Abstract 39P
Background
Recent ground-breaking results from a randomized phase III clinical trial showed tumor-infiltrating lymphocyte (TIL)-therapy to be superior to ipilimumab in anti-PD-1 refractory advanced melanoma patients, paving the way for TIL-therapy to become a standard treatment (Ref 1). Responses to TIL-therapy are thought to be primarily mediated by expanded CD8+ TILs (CD8+ REP-TILs) via secretion of cytotoxic molecules, including granzymes (Gzms) of which five distinct types (A, B, H, K, and M) have been identified in humans. To better understand the role of Granzymes in TIL-therapy, we characterized the granzyme profile of CD8+ REP-TILs during tumor cell recognition.
Methods
Matched CD8+ REP-TILs and autologous tumor cell line (TCL) pairs were generated using fresh metastatic melanoma samples. TIL/TCL pairs with known high tumor-reactivity were selected and employed in in vitro co-culture systems reproducing TIL: tumor recognition. Gzm mRNA upregulation was assessed via bulk mRNA (n=10) and single-cell RNA sequencing (n=6) of expanded TILs, +8 hours post co-culture. Gzm protein secretion was quantified by ELISA and flow cytometry post co-culture (+2, +8, and +24 hours, n=11).
Results
Bulk and single-cell RNAseq data analysis demonstrated distinct upregulation of only GzmB by CD8+ REP-TILs post TCL recognition. Protein levels were similarly dominated by GzmB, representing 61%, 73%, and 48% of total secreted Gzm at +2, +8 and +24 hours, respectively. In addition, GzmB showed by far the greatest post TCL recognition fold induction, up to 23.8-fold, whereas other Gzms were below 6.0-fold. Overall, GzmA was secreted at high levels, although the response was largely unspecific and only minimally induced by TCL recognition (up to 4.9-fold increase). All remaining granzymes were secreted and induced at minimal levels.
Conclusions
GzmB dominates the tumor-specific granzyme-related response of CD8+ REP-TILs, suggesting GzmB as the primary effector molecule in patients treated with TIL-therapy. GzmB secretion is therefore a potential candidate for a TIL-therapy potency biomarker. The potential of less inducible Gzms, such as GzmA, requires further clarification. Ref 1: Haanen et al. 2022 ESMO Congress (LBA3, Presidential Symposium I).

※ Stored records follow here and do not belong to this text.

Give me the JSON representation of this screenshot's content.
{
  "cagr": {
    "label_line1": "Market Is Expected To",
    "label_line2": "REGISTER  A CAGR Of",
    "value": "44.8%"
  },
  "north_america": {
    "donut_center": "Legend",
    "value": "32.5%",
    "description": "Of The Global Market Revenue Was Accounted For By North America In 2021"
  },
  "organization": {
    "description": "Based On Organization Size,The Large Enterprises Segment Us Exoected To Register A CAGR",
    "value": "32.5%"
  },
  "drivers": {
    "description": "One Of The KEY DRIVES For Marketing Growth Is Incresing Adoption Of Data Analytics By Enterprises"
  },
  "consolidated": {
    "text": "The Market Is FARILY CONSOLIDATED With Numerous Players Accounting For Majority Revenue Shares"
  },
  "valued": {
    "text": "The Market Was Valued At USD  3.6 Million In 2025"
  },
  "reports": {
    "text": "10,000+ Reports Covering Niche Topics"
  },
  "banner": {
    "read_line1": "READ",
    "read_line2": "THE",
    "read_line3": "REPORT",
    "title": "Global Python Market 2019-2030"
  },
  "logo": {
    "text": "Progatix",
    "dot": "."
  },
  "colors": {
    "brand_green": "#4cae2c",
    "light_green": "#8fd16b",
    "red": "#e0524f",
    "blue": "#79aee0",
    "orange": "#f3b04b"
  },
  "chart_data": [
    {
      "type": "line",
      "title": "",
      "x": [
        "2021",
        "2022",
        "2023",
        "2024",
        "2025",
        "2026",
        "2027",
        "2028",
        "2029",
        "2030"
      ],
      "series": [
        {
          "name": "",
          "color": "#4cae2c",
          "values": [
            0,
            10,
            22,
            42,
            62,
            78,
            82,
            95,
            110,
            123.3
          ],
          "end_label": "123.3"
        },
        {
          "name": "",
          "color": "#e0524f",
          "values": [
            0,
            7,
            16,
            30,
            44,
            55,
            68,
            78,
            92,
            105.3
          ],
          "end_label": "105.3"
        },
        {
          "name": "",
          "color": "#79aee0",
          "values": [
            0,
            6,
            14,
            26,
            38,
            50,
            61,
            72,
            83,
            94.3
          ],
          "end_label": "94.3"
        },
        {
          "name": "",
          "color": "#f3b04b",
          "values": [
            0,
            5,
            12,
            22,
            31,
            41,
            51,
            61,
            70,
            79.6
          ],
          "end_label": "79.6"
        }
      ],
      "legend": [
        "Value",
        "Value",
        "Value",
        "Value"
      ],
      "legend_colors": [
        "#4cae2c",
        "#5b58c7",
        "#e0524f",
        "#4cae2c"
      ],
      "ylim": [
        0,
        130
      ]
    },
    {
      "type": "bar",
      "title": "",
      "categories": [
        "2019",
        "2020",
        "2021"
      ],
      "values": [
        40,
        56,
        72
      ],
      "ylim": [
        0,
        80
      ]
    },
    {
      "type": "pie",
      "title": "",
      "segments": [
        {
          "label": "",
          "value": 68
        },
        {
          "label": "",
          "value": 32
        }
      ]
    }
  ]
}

Legal entity responsible for the study
The authors.
Funding
Lundbeck Foundation (grants R286-2018-991, R307-2018-3636), The Danish Cancer Society (R309-A17896), Herlev and Gentofte Research Council (Clinician-Scientist grant to Marco Donia).
Disclosure
I. Svane: Financial Interests, Personal, Advisory Board: BMS, Pierre Fabre, Novartis; Financial Interests, Personal, Invited Speaker: MSD, Pierre Fabre, Novartis, Roche, BMS, MSD; Financial Interests, Personal, Stocks/Shares, Cofounder and Founder warrents: IO Biotech; Financial Interests, Institutional, Research Grant: Adaptimmune, Enara Bio, Lytix Biopharma, TILT Biotherapeutics; Financial Interests, Institutional, Funding: Evaxion; Non-Financial Interests, Personal, Principal Investigator: BMS, Roche, TILT Biotherapeutics, Lytix Biopharma, Novartis. M. Donia: Financial Interests, Personal, Invited Speaker, Teaching: Roche, Novartis; Non-Financial Interests, Personal, Other, Sub-investigator of clinical trial with connected translational research: Bristol Myers Squibb; Non-Financial Interests, Personal, Proprietary Information: Genentech, Bristol Myers Squibb; Financial Interests, Personal, Other, Advisor: Achilles Therapeutics; Other, Institutional, Other, Chairman of the Melanoma and Non-melanoma Skin Cancer Scientific Committee: Danish Medicines Council. All other authors have declared no conflicts of interest.